I then started assessing my life and realized that although I thought I was still “happenin’,” I was definitely happening a lot less than I used to. For example, it used to be that my husband and I had no qualms about having late night sex. It seems though somewhere along the line I began to put a higher priority on sleep. Now, if nookie doesn’t happen before 11, it doesn’t happen. We also tend to be a lot more careful now in an effort to avoid a sex-related injury we may not be able to recover from.
I also find myself taking inventory of my body a lot more often. When you are 22, you don’t find yourself having to check your aches, pains, creeks and groans. Now, I find myself doing a mental check list each day: “Knees … sore but not as sore as yesterday; back … just don’t twist to the right; stomach … still mushy, and don’t eat anything spicey or you’ll pay (as others around you will).” I also find myself saying words like “oy” and “argh” a lot more often. The sad part is they don’t even necessary accompany movement.
I might be exaggerating. After all, “a woman my age” likes to embellish stories for effect. All I know is that it seems like overnight I’ve reached a stage in my life I thought I had at least five more years to deny.





Age is so relative. When you're in your early 20s, 36 sounds ancient.
At 33, 36 sounds...
...oh my god! I've done NOTHING with my life!
Ahhhhhhh!!!!
*click*
Posted by: AJ | November 17, 2005 at 01:54 AM
I can tell you where to find a great deal on plastic sofa covers, and those little candy dishes you'll need for each room of the house. And you should probably brush up on your "when I was a kid" stories, featuring two-way uphill walking recollections, dinosaur references and before-the-wheel mentions.
Posted by: maringuy | November 17, 2005 at 09:36 AM
Are you sure "grandmother" is not some hip-hop term the young ones use nowadays for "hot babe" -- sort of like "my bitch."

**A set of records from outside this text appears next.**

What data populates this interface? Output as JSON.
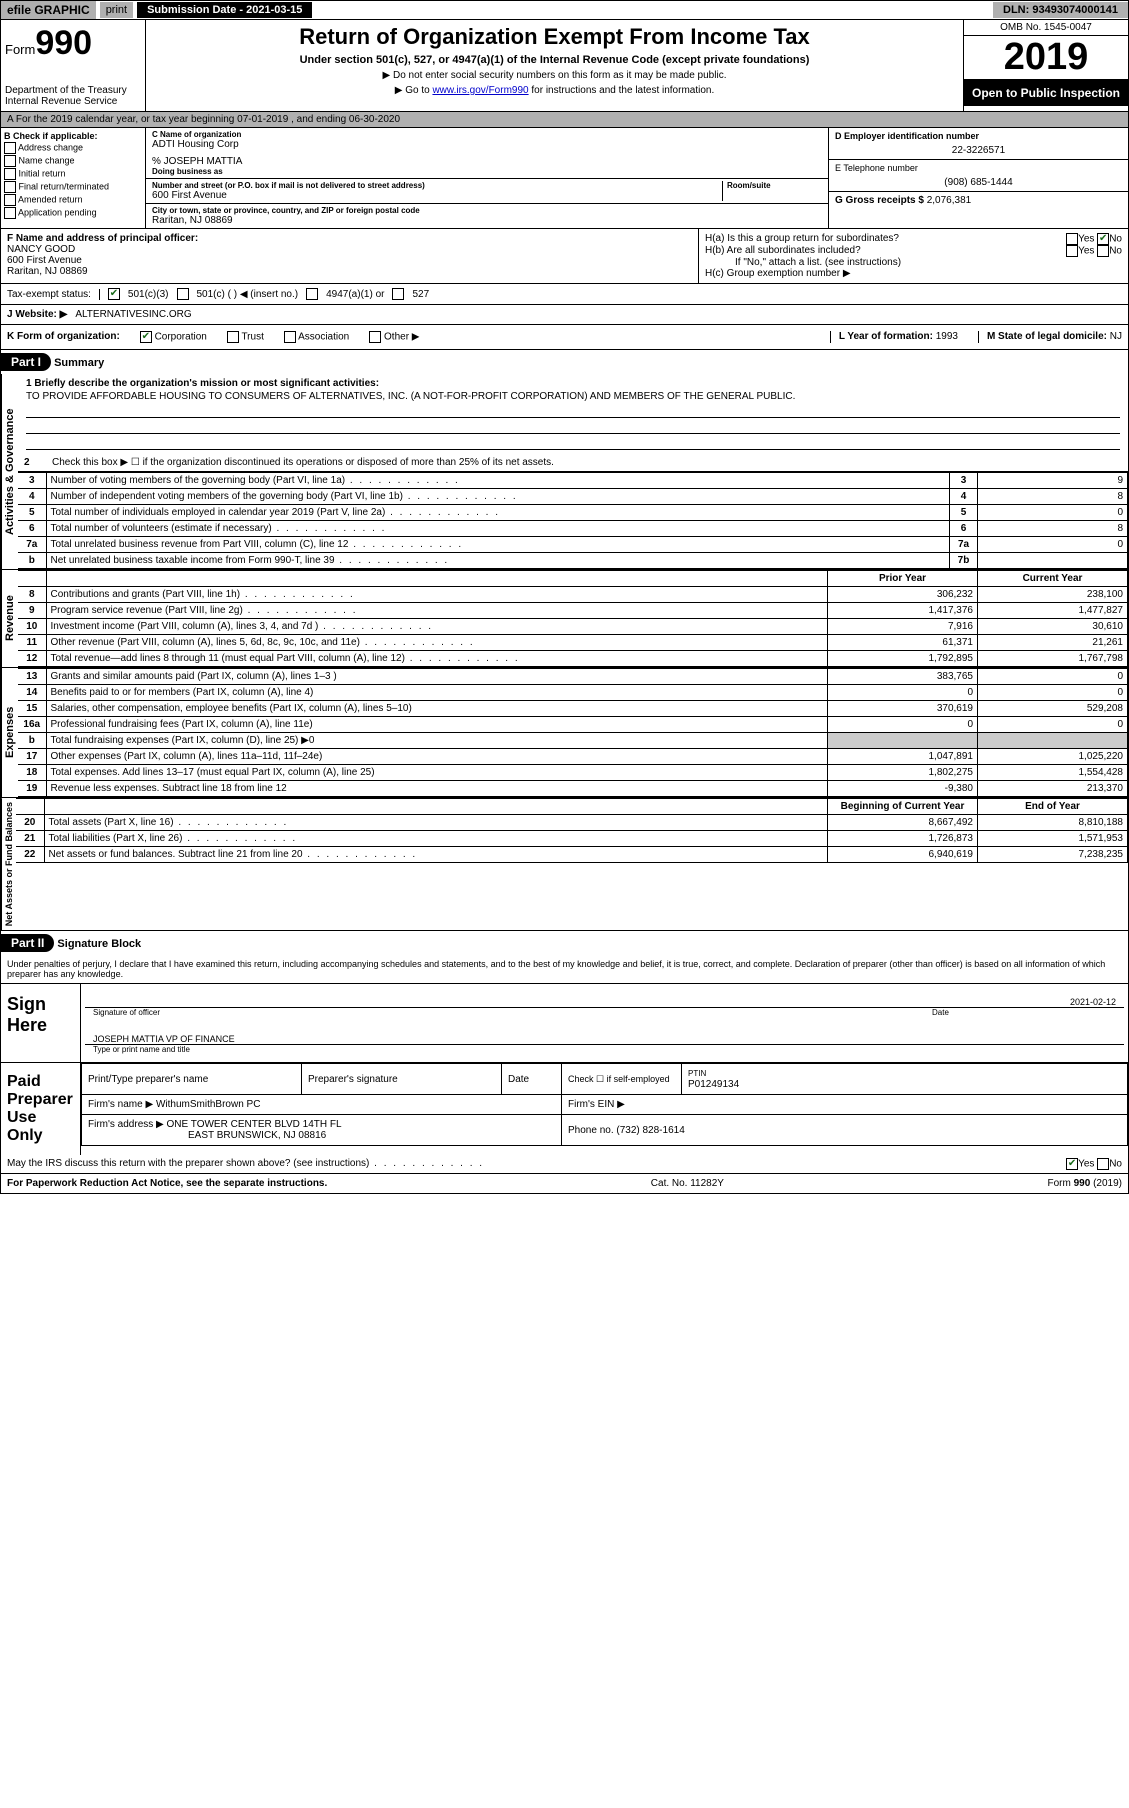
{
  "topbar": {
    "efile": "efile GRAPHIC",
    "print": "print",
    "submission_label": "Submission Date - ",
    "submission_date": "2021-03-15",
    "dln_label": "DLN: ",
    "dln": "93493074000141"
  },
  "header": {
    "form_label": "Form",
    "form_no": "990",
    "dept": "Department of the Treasury\nInternal Revenue Service",
    "title": "Return of Organization Exempt From Income Tax",
    "sub": "Under section 501(c), 527, or 4947(a)(1) of the Internal Revenue Code (except private foundations)",
    "note1": "▶ Do not enter social security numbers on this form as it may be made public.",
    "note2_pre": "▶ Go to ",
    "note2_link": "www.irs.gov/Form990",
    "note2_post": " for instructions and the latest information.",
    "omb": "OMB No. 1545-0047",
    "year": "2019",
    "open": "Open to Public Inspection"
  },
  "period": {
    "text": "A For the 2019 calendar year, or tax year beginning 07-01-2019    , and ending 06-30-2020"
  },
  "box_b": {
    "heading": "B Check if applicable:",
    "opts": [
      "Address change",
      "Name change",
      "Initial return",
      "Final return/terminated",
      "Amended return",
      "Application pending"
    ]
  },
  "box_c": {
    "name_label": "C Name of organization",
    "name": "ADTI Housing Corp",
    "care_of": "% JOSEPH MATTIA",
    "dba_label": "Doing business as",
    "addr_label": "Number and street (or P.O. box if mail is not delivered to street address)",
    "room_label": "Room/suite",
    "addr": "600 First Avenue",
    "city_label": "City or town, state or province, country, and ZIP or foreign postal code",
    "city": "Raritan, NJ  08869"
  },
  "box_d": {
    "ein_label": "D Employer identification number",
    "ein": "22-3226571",
    "tel_label": "E Telephone number",
    "tel": "(908) 685-1444",
    "gross_label": "G Gross receipts $ ",
    "gross": "2,076,381"
  },
  "box_f": {
    "label": "F  Name and address of principal officer:",
    "name": "NANCY GOOD",
    "addr1": "600 First Avenue",
    "addr2": "Raritan, NJ  08869"
  },
  "box_h": {
    "ha": "H(a)  Is this a group return for subordinates?",
    "hb": "H(b)  Are all subordinates included?",
    "hb_note": "If \"No,\" attach a list. (see instructions)",
    "hc": "H(c)  Group exemption number ▶",
    "yes": "Yes",
    "no": "No"
  },
  "tax_status": {
    "label": "Tax-exempt status:",
    "c3": "501(c)(3)",
    "c": "501(c) (  ) ◀ (insert no.)",
    "a1": "4947(a)(1) or",
    "s527": "527"
  },
  "website": {
    "label": "J   Website: ▶",
    "value": "ALTERNATIVESINC.ORG"
  },
  "row_k": {
    "k_label": "K Form of organization:",
    "corp": "Corporation",
    "trust": "Trust",
    "assoc": "Association",
    "other": "Other ▶",
    "l_label": "L Year of formation: ",
    "l_val": "1993",
    "m_label": "M State of legal domicile: ",
    "m_val": "NJ"
  },
  "part1": {
    "header": "Part I",
    "title": "Summary",
    "q1_label": "1   Briefly describe the organization's mission or most significant activities:",
    "q1_text": "TO PROVIDE AFFORDABLE HOUSING TO CONSUMERS OF ALTERNATIVES, INC. (A NOT-FOR-PROFIT CORPORATION) AND MEMBERS OF THE GENERAL PUBLIC.",
    "q2": "Check this box ▶ ☐  if the organization discontinued its operations or disposed of more than 25% of its net assets.",
    "governance_label": "Activities & Governance",
    "revenue_label": "Revenue",
    "expenses_label": "Expenses",
    "netassets_label": "Net Assets or Fund Balances",
    "governance_rows": [
      {
        "n": "3",
        "t": "Number of voting members of the governing body (Part VI, line 1a)",
        "box": "3",
        "v": "9"
      },
      {
        "n": "4",
        "t": "Number of independent voting members of the governing body (Part VI, line 1b)",
        "box": "4",
        "v": "8"
      },
      {
        "n": "5",
        "t": "Total number of individuals employed in calendar year 2019 (Part V, line 2a)",
        "box": "5",
        "v": "0"
      },
      {
        "n": "6",
        "t": "Total number of volunteers (estimate if necessary)",
        "box": "6",
        "v": "8"
      },
      {
        "n": "7a",
        "t": "Total unrelated business revenue from Part VIII, column (C), line 12",
        "box": "7a",
        "v": "0"
      },
      {
        "n": "b",
        "t": "Net unrelated business taxable income from Form 990-T, line 39",
        "box": "7b",
        "v": ""
      }
    ],
    "col_prior": "Prior Year",
    "col_current": "Current Year",
    "revenue_rows": [
      {
        "n": "8",
        "t": "Contributions and grants (Part VIII, line 1h)",
        "p": "306,232",
        "c": "238,100"
      },
      {
        "n": "9",
        "t": "Program service revenue (Part VIII, line 2g)",
        "p": "1,417,376",
        "c": "1,477,827"
      },
      {
        "n": "10",
        "t": "Investment income (Part VIII, column (A), lines 3, 4, and 7d )",
        "p": "7,916",
        "c": "30,610"
      },
      {
        "n": "11",
        "t": "Other revenue (Part VIII, column (A), lines 5, 6d, 8c, 9c, 10c, and 11e)",
        "p": "61,371",
        "c": "21,261"
      },
      {
        "n": "12",
        "t": "Total revenue—add lines 8 through 11 (must equal Part VIII, column (A), line 12)",
        "p": "1,792,895",
        "c": "1,767,798"
      }
    ],
    "expense_rows": [
      {
        "n": "13",
        "t": "Grants and similar amounts paid (Part IX, column (A), lines 1–3 )",
        "p": "383,765",
        "c": "0"
      },
      {
        "n": "14",
        "t": "Benefits paid to or for members (Part IX, column (A), line 4)",
        "p": "0",
        "c": "0"
      },
      {
        "n": "15",
        "t": "Salaries, other compensation, employee benefits (Part IX, column (A), lines 5–10)",
        "p": "370,619",
        "c": "529,208"
      },
      {
        "n": "16a",
        "t": "Professional fundraising fees (Part IX, column (A), line 11e)",
        "p": "0",
        "c": "0"
      },
      {
        "n": "b",
        "t": "Total fundraising expenses (Part IX, column (D), line 25) ▶0",
        "p": "shaded",
        "c": "shaded"
      },
      {
        "n": "17",
        "t": "Other expenses (Part IX, column (A), lines 11a–11d, 11f–24e)",
        "p": "1,047,891",
        "c": "1,025,220"
      },
      {
        "n": "18",
        "t": "Total expenses. Add lines 13–17 (must equal Part IX, column (A), line 25)",
        "p": "1,802,275",
        "c": "1,554,428"
      },
      {
        "n": "19",
        "t": "Revenue less expenses. Subtract line 18 from line 12",
        "p": "-9,380",
        "c": "213,370"
      }
    ],
    "col_begin": "Beginning of Current Year",
    "col_end": "End of Year",
    "net_rows": [
      {
        "n": "20",
        "t": "Total assets (Part X, line 16)",
        "p": "8,667,492",
        "c": "8,810,188"
      },
      {
        "n": "21",
        "t": "Total liabilities (Part X, line 26)",
        "p": "1,726,873",
        "c": "1,571,953"
      },
      {
        "n": "22",
        "t": "Net assets or fund balances. Subtract line 21 from line 20",
        "p": "6,940,619",
        "c": "7,238,235"
      }
    ]
  },
  "part2": {
    "header": "Part II",
    "title": "Signature Block",
    "intro": "Under penalties of perjury, I declare that I have examined this return, including accompanying schedules and statements, and to the best of my knowledge and belief, it is true, correct, and complete. Declaration of preparer (other than officer) is based on all information of which preparer has any knowledge.",
    "sign_here": "Sign Here",
    "sig_officer": "Signature of officer",
    "date_label": "Date",
    "sig_date": "2021-02-12",
    "officer_name": "JOSEPH MATTIA  VP OF FINANCE",
    "type_name": "Type or print name and title",
    "paid_prep": "Paid Preparer Use Only",
    "prep_name_label": "Print/Type preparer's name",
    "prep_sig_label": "Preparer's signature",
    "check_self": "Check ☐ if self-employed",
    "ptin_label": "PTIN",
    "ptin": "P01249134",
    "firm_name_label": "Firm's name    ▶ ",
    "firm_name": "WithumSmithBrown PC",
    "firm_ein_label": "Firm's EIN ▶",
    "firm_addr_label": "Firm's address ▶ ",
    "firm_addr1": "ONE TOWER CENTER BLVD 14TH FL",
    "firm_addr2": "EAST BRUNSWICK, NJ  08816",
    "phone_label": "Phone no. ",
    "phone": "(732) 828-1614",
    "discuss": "May the IRS discuss this return with the preparer shown above? (see instructions)"
  },
  "footer": {
    "pra": "For Paperwork Reduction Act Notice, see the separate instructions.",
    "cat": "Cat. No. 11282Y",
    "form": "Form 990 (2019)"
  }
}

Posted by: Neil | November 17, 2005 at 11:58 PM
I missed you Cookie! The waiter at the restaurant is just an idiot. He was probably trying to get a good tip and it backfired on him. He apparently has not yet learned that when it comes to a woman's age, you always guess low.
Neil - your post made me laugh. Anytime you can use the term "my bitch" and not have women angry with you is a great accomplishment!
Posted by: Megan | November 18, 2005 at 08:37 AM
37ish is the new 17. Here's a tip. Instead of "happenin" start describing everything as "hot." That's what all the kids are doing nowadays. Unfortunately, I don't think it would have helped you with that waiter.
Waiter: I'm sorry ma'am. Would you like me to bring you out some ice for that matzah ball soup?
You: Oy.
Posted by: Igmar Fillipé | November 18, 2005 at 11:01 PM
You're only as old as other people make you feel.
Dammit, that means I'm sixteen.
Posted by: Rabbit | November 19, 2005 at 03:02 PM
See, I've started referring to things in terms of decades, which is always followed by a pregnant pause, before I can continue with the story cause, when did that happen?
Also, I hate being referred to as "kiddo" more than I do "ma'am",is that odd?
Posted by: Shantyl | November 23, 2005 at 08:42 AM
Don't worry CB - at least you don't have Sharon hunting you down in cubeland crying out... missy!...missy! argh!